This group, which is situated on a bluff about 50 feet above highwater mark, consists of about seventy mounds, all of which, except two oblong ones, are small and conical in form. Eleven of these circular tumuli were thoroughly explored, but nothing was found in them except some charcoal, stone chips, and fragments of pottery. But in an excavation made in the center of a long mound just west of the group were found two decayed skeletons. Near the breast of one of them were a blue stone gorget and five rude stone scrapers; with the other, thirty-one fresh-water pearls, perforated and used as beads. Excavations were made in an oblong and circular mound near the extreme point of the bluffs. Each was found to have a central core of very hard clay mixed with ashes, so hard in fact that it could only be broken up with the pick, when it crumbled like dry lime mortar, and was found to be traversed throughout with flattened horizontal cavities. These cavities were lined with a peculiar felt-like substance, which Colonel Norris, who opened the mounds, was satisfied from all the indications pertained to bodies which had been buried here, but from lapse of time had entirely crumbled to earth save these little fragments. We are therefore perhaps justified in concluding that a more thorough and careful examination of the mounds of the other group would have shown that the skeletons had so far decayed as to leave but a small part in a mound. Nevertheless it is proper to state that Colonel Norris does not coincide with this conclusion, but thinks that the dismembered skeletons were buried as found. Possibly he is correct.

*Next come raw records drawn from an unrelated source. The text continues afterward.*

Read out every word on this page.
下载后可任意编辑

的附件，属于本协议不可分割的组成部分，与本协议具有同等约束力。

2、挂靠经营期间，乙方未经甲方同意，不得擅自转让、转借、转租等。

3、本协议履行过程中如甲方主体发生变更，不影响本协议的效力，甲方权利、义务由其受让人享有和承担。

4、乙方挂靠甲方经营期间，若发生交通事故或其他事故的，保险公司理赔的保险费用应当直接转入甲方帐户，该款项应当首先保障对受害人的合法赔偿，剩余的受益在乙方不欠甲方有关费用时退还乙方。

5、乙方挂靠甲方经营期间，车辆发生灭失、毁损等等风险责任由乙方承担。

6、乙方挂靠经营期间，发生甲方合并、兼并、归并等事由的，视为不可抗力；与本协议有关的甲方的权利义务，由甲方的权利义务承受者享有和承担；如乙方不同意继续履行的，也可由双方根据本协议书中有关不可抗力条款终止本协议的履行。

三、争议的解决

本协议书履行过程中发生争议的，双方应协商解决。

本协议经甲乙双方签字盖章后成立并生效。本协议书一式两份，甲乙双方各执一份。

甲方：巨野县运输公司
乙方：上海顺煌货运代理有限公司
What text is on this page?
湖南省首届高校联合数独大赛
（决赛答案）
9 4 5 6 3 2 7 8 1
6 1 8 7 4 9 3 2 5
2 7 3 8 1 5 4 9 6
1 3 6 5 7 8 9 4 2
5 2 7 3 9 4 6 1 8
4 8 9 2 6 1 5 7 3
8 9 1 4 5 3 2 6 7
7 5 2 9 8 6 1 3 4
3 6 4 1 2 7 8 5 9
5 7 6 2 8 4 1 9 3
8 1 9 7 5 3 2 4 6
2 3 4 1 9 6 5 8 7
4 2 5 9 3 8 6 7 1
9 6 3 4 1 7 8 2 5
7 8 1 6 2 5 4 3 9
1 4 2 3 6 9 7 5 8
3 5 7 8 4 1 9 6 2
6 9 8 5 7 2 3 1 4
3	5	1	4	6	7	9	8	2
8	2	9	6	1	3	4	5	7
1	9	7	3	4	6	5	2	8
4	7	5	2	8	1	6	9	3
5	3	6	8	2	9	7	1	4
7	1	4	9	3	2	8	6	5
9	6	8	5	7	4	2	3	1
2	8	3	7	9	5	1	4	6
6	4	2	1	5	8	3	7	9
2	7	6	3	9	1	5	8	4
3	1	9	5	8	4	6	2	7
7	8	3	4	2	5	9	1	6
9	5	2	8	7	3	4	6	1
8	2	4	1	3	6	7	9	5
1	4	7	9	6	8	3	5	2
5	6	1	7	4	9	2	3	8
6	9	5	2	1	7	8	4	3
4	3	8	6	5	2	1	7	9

In this connection, and before referring to the mounds of this district on the Illinois side of the Mississippi, I desire to call attention to some modern Indian burials in this region. As the statements here made are from one claiming to be an eye-witness, I give them as related to the Bureau assistant.

The locality is a level plat in a bend of the Des Moines River between Eldon and Iowaville, Wapello County. The plat of this area and the sites of the burial places, as shown in [Fig. 9], are based upon the statements of Mr. J. H. Jordan (the person referred to), who has resided here since the close of the Black Hawk war, and was the agent of the Sacs and Foxes from their removal hither after the war until Black Hawk's death, September 15, 1838.[19]

The extreme width of the area represented is about 2 miles. Close to the point of the bend formerly stood the agency building, near which is the present residence of Mr. Jordan. The triangle marks the position of Black Hawk's grave; the parallel lines, the race-tracks; the rings in the upper corner, the mounds of the Iowas; those in the lower corner, near Iowaville, the mounds of the Pottawattamies; and the open dots, near the same point, the place where the scaffolds for their dead stood.

Mr. Jordan says:

"This valley had long been a famous haunt for the warring Indians, but was, at the time of my first personal acquaintance with it, in possession of the Iowas, whose main village was around the point where my present residence now stands. The race-course consisted of three hard beaten parallel tracks nearly a mile in length, where the greater portion of the Iowa warriors were engaged in sport when Black Hawk surprised and slaughtered a great portion of them in 1830. After Black Hawk and his warriors had departed with their plunder, the remaining Iowas returned and buried their dead in little mounds of sod and earth, from 2 to 4 feet high, at the point indicated on the diagram.

"After the Black Hawk war was over, the remnant of the Iowas, by treaty, formally ceded their rights in this valley to the Sacs and Foxes. At this place this noted chief was buried, in accordance with his dying request, in a full military suit given him by President Jackson, together with the various memorials received by him from the whites and the trophies won from the Indians. He was placed on his back on a 'puncheon' [split slab of wood], slanting at a low angle to the ground, where his feet were sustained by another, and then covered with several inches of sod. Over this was placed a roof-shaped covering of slabs or 'puncheons,' one end being higher than the other; over this was thrown a covering of earth and sod to the depth of a foot or more, and the whole surrounded by a line of pickets some 8 or 10 feet high."

Here we have evidence that some at least of the Indians of this region were accustomed to bury their dead in mounds down to a recent date.

One of the most important burial mounds opened in this district by the employés of the Bureau is situated on the bluff which overhangs East Dubuque (formerly Dunleith), Jo Daviess County, Illinois. As I shall have occasion to refer to others than the one mentioned, I give in Fig. 15, [Plate III], a plan of the group, and in Fig. 16, same plate, a vertical section of the bluff along the line of mounds numbered 13, 14, 15, 16, and 17, in which is seen the general slope of the upper area.